Bill uses his indeterministic assumption of absolutism to claim that animals other than humans are not sapient.
The Myth of Exceptionalism (Part 1 of 4)
TSW: "Exceptionalism is the notion that humanity, although perhaps once subject to evolution, is no longer completely subject."
BW: This is a strange sentence, because the first provision is equivalent to the second, although they're characterized as contradictory.
BW: If we take the assertion as referring to *biological* evolution, then I doubt that any scientist asserts that humans aren't or can't evolve. If it is referring to *intellectual* evolution, I think everyone agrees that new information is constantly modifying accepted ideas. If it is referring to *technologic* evolution, there's no doubt that almost.
BW: There's a case to be made that humans are less subject to biological evolution, simply because we are capable of adapting our environments to our needs, rather than being mere "victims" of natural selection. As discussed earlier, scientific and intellectual advances no longer require prolific reproduction in order to maintain the species. Undoubtedly, our children will live longer, be healthier, and produce more viable offspring. So, to that degree, we have "overcome" the demands of biological evolution.
In the context of living things, animals are an exception to the proliferation of plants. Humans are an exception to the proliferation of animals. None of those things are contrary to evolution in the most generic sense: all things change. In the biological sense, humans are not merely animals; animals are not merely plants; and plants are not merely chemical compounds. Exceptionalism just means rare or above the average of a set.
TSW: "Just because we, the Social Microcosm, have consciousness, and thereby appear to be a favored species ..."
BW: You persistently identify consciousness as a unique identifying characteristic of humans, which it isn't. Every vertebrate is conscious: aware of its own actions within an environment. There are 62,305 known vertebrate species, all of them conscious. The distinguishing characteristic of humans is *sapience*, which is why we are called the Homo Sapien species. http://www.merriam-webster.com/dictionary/sapient
TSW: "The overall picture began with determinism, the belief that all effects have causes, and it must end with determinism. The defeat of exceptionalism is one of the last steps in this program."
TSW: Engels: "Man, at last the master of his own form of social organization, becomes at the same time the lord over nature, his own master - free."

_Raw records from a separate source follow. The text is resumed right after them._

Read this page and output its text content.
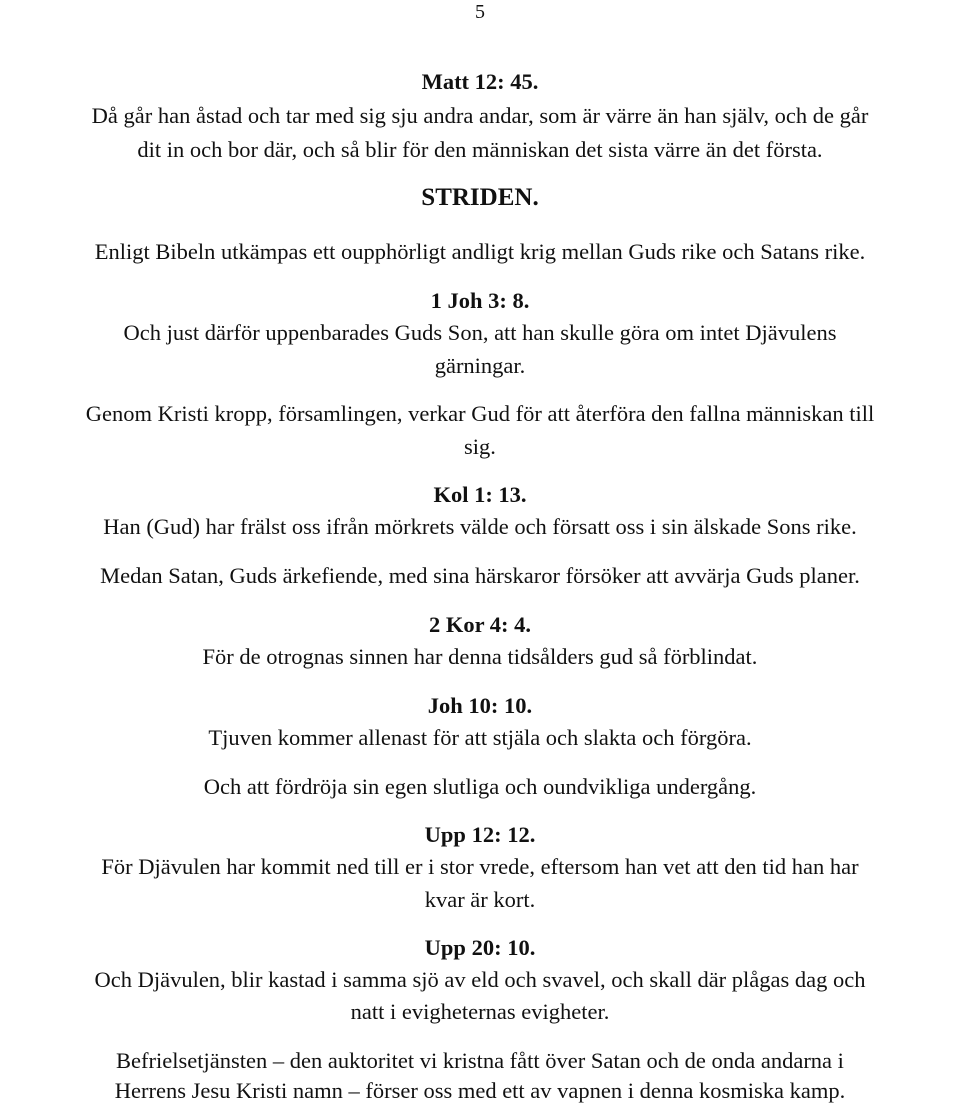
5
Matt 12: 45.
Då går han åstad och tar med sig sju andra andar, som är värre än han själv, och de går
dit in och bor där, och så blir för den människan det sista värre än det första.
STRIDEN.
Enligt Bibeln utkämpas ett oupphörligt andligt krig mellan Guds rike och Satans rike.
1 Joh 3: 8.
Och just därför uppenbarades Guds Son, att han skulle göra om intet Djävulens
gärningar.
Genom Kristi kropp, församlingen, verkar Gud för att återföra den fallna människan till
sig.
Kol 1: 13.
Han (Gud) har frälst oss ifrån mörkrets välde och försatt oss i sin älskade Sons rike.
Medan Satan, Guds ärkefiende, med sina härskaror försöker att avvärja Guds planer.
2 Kor 4: 4.
För de otrognas sinnen har denna tidsålders gud så förblindat.
Joh 10: 10.
Tjuven kommer allenast för att stjäla och slakta och förgöra.
Och att fördröja sin egen slutliga och oundvikliga undergång.
Upp 12: 12.
För Djävulen har kommit ned till er i stor vrede, eftersom han vet att den tid han har
kvar är kort.
Upp 20: 10.
Och Djävulen, blir kastad i samma sjö av eld och svavel, och skall där plågas dag och
natt i evigheternas evigheter.
Befrielsetjänsten – den auktoritet vi kristna fått över Satan och de onda andarna i
Herrens Jesu Kristi namn – förser oss med ett av vapnen i denna kosmiska kamp.
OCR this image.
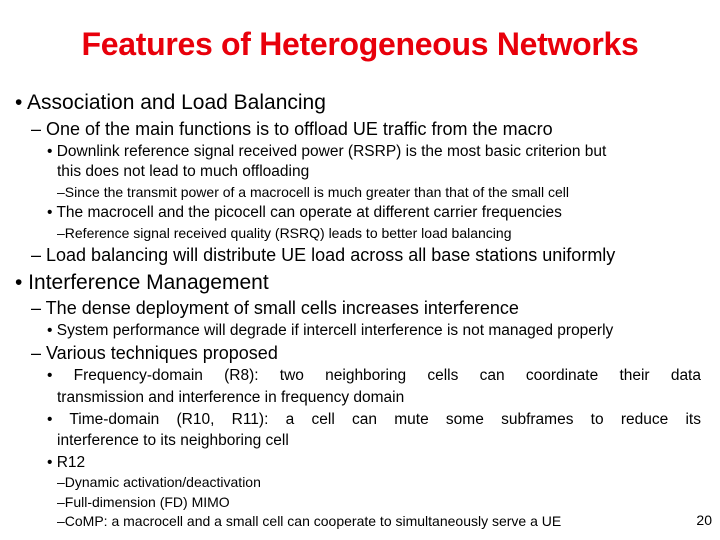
Features of Heterogeneous Networks
• Association and Load Balancing
– One of the main functions is to offload UE traffic from the macro
• Downlink reference signal received power (RSRP) is the most basic criterion but
this does not lead to much offloading
–Since the transmit power of a macrocell is much greater than that of the small cell
• The macrocell and the picocell can operate at different carrier frequencies
–Reference signal received quality (RSRQ) leads to better load balancing
– Load balancing will distribute UE load across all base stations uniformly
• Interference Management
– The dense deployment of small cells increases interference
• System performance will degrade if intercell interference is not managed properly
– Various techniques proposed
• Frequency-domain (R8): two neighboring cells can coordinate their data
transmission and interference in frequency domain
• Time-domain (R10, R11): a cell can mute some subframes to reduce its
interference to its neighboring cell
• R12
–Dynamic activation/deactivation
–Full-dimension (FD) MIMO
–CoMP: a macrocell and a small cell can cooperate to simultaneously serve a UE	20
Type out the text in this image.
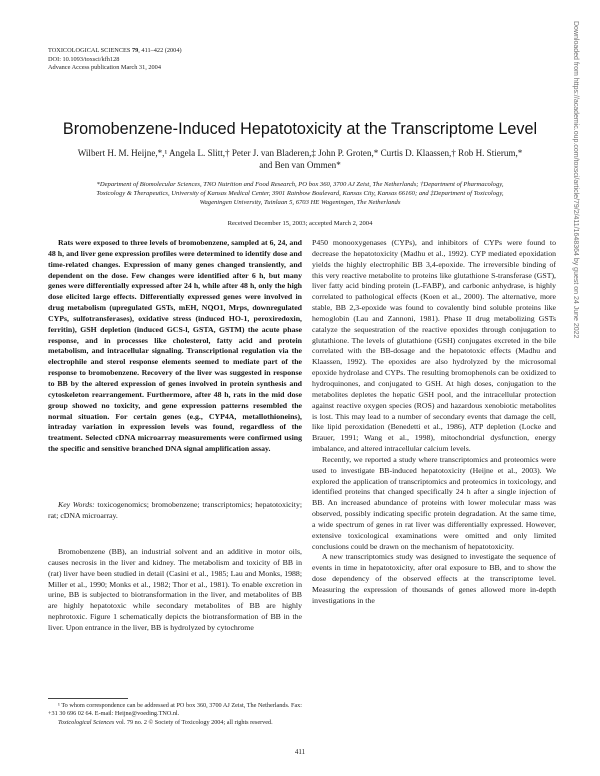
TOXICOLOGICAL SCIENCES 79, 411–422 (2004)
DOI: 10.1093/toxsci/kfh128
Advance Access publication March 31, 2004
Bromobenzene-Induced Hepatotoxicity at the Transcriptome Level
Wilbert H. M. Heijne,*,¹ Angela L. Slitt,† Peter J. van Bladeren,‡ John P. Groten,* Curtis D. Klaassen,† Rob H. Stierum,*
and Ben van Ommen*
*Department of Biomolecular Sciences, TNO Nutrition and Food Research, PO box 360, 3700 AJ Zeist, The Netherlands; †Department of Pharmacology,
Toxicology & Therapeutics, University of Kansas Medical Center, 3901 Rainbow Boulevard, Kansas City, Kansas 66160; and ‡Department of Toxicology,
Wageningen University, Tuinlaan 5, 6703 HE Wageningen, The Netherlands
Received December 15, 2003; accepted March 2, 2004

Rats were exposed to three levels of bromobenzene, sampled at 6, 24, and 48 h, and liver gene expression profiles were determined to identify dose and time-related changes. Expression of many genes changed transiently, and dependent on the dose. Few changes were identified after 6 h, but many genes were differentially expressed after 24 h, while after 48 h, only the high dose elicited large effects. Differentially expressed genes were involved in drug metabolism (upregulated GSTs, mEH, NQO1, Mrps, downregulated CYPs, sulfotransferases), oxidative stress (induced HO-1, peroxiredoxin, ferritin), GSH depletion (induced GCS-l, GSTA, GSTM) the acute phase response, and in processes like cholesterol, fatty acid and protein metabolism, and intracellular signaling. Transcriptional regulation via the electrophile and sterol response elements seemed to mediate part of the response to bromobenzene. Recovery of the liver was suggested in response to BB by the altered expression of genes involved in protein synthesis and cytoskeleton rearrangement. Furthermore, after 48 h, rats in the mid dose group showed no toxicity, and gene expression patterns resembled the normal situation. For certain genes (e.g., CYP4A, metallothioneins), intraday variation in expression levels was found, regardless of the treatment. Selected cDNA microarray measurements were confirmed using the specific and sensitive branched DNA signal amplification assay.

Key Words: toxicogenomics; bromobenzene; transcriptomics; hepatotoxicity; rat; cDNA microarray.

Bromobenzene (BB), an industrial solvent and an additive in motor oils, causes necrosis in the liver and kidney. The metabolism and toxicity of BB in (rat) liver have been studied in detail (Casini et al., 1985; Lau and Monks, 1988; Miller et al., 1990; Monks et al., 1982; Thor et al., 1981). To enable excretion in urine, BB is subjected to biotransformation in the liver, and metabolites of BB are highly hepatotoxic while secondary metabolites of BB are highly nephrotoxic. Figure 1 schematically depicts the biotransformation of BB in the liver. Upon entrance in the liver, BB is hydrolyzed by cytochrome

¹ To whom correspondence can be addressed at PO box 360, 3700 AJ Zeist, The Netherlands. Fax: +31 30 696 02 64. E-mail: Heijne@voeding.TNO.nl.

Toxicological Sciences vol. 79 no. 2 © Society of Toxicology 2004; all rights reserved.

P450 monooxygenases (CYPs), and inhibitors of CYPs were found to decrease the hepatotoxicity (Madhu et al., 1992). CYP mediated epoxidation yields the highly electrophilic BB 3,4-epoxide. The irreversible binding of this very reactive metabolite to proteins like glutathione S-transferase (GST), liver fatty acid binding protein (L-FABP), and carbonic anhydrase, is highly correlated to pathological effects (Koen et al., 2000). The alternative, more stable, BB 2,3-epoxide was found to covalently bind soluble proteins like hemoglobin (Lau and Zannoni, 1981). Phase II drug metabolizing GSTs catalyze the sequestration of the reactive epoxides through conjugation to glutathione. The levels of glutathione (GSH) conjugates excreted in the bile correlated with the BB-dosage and the hepatotoxic effects (Madhu and Klaassen, 1992). The epoxides are also hydrolyzed by the microsomal epoxide hydrolase and CYPs. The resulting bromophenols can be oxidized to hydroquinones, and conjugated to GSH. At high doses, conjugation to the metabolites depletes the hepatic GSH pool, and the intracellular protection against reactive oxygen species (ROS) and hazardous xenobiotic metabolites is lost. This may lead to a number of secondary events that damage the cell, like lipid peroxidation (Benedetti et al., 1986), ATP depletion (Locke and Brauer, 1991; Wang et al., 1998), mitochondrial dysfunction, energy imbalance, and altered intracellular calcium levels.

Recently, we reported a study where transcriptomics and proteomics were used to investigate BB-induced hepatotoxicity (Heijne et al., 2003). We explored the application of transcriptomics and proteomics in toxicology, and identified proteins that changed specifically 24 h after a single injection of BB. An increased abundance of proteins with lower molecular mass was observed, possibly indicating specific protein degradation. At the same time, a wide spectrum of genes in rat liver was differentially expressed. However, extensive toxicological examinations were omitted and only limited conclusions could be drawn on the mechanism of hepatotoxicity.

A new transcriptomics study was designed to investigate the sequence of events in time in hepatotoxicity, after oral exposure to BB, and to show the dose dependency of the observed effects at the transcriptome level. Measuring the expression of thousands of genes allowed more in-depth investigations in the

411
Downloaded from https://academic.oup.com/toxsci/article/79/2/411/1648364 by guest on 24 June 2022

BW: One of the few Engels ideas with which you disagree ... and I agree. At least, in the sense that humans are capable of modifying their environment, so are mostly "free" of natural threats to their survival. We don't need to hide in caves from the ravages of weather: we build homes. We don't need to eat the plants we find or the animals we catch: we breed our own varieties and even modify their DNA at our pleasure. So, far from being "detestable", sapience gives us power over our environment. Of course, that isn't to say the "without" (environment) is irrelevant to the "within" (mind), nor the inverse: there will always be forces (matter in motion) well beyond our "absolute command", though probably not beyond our comprehension.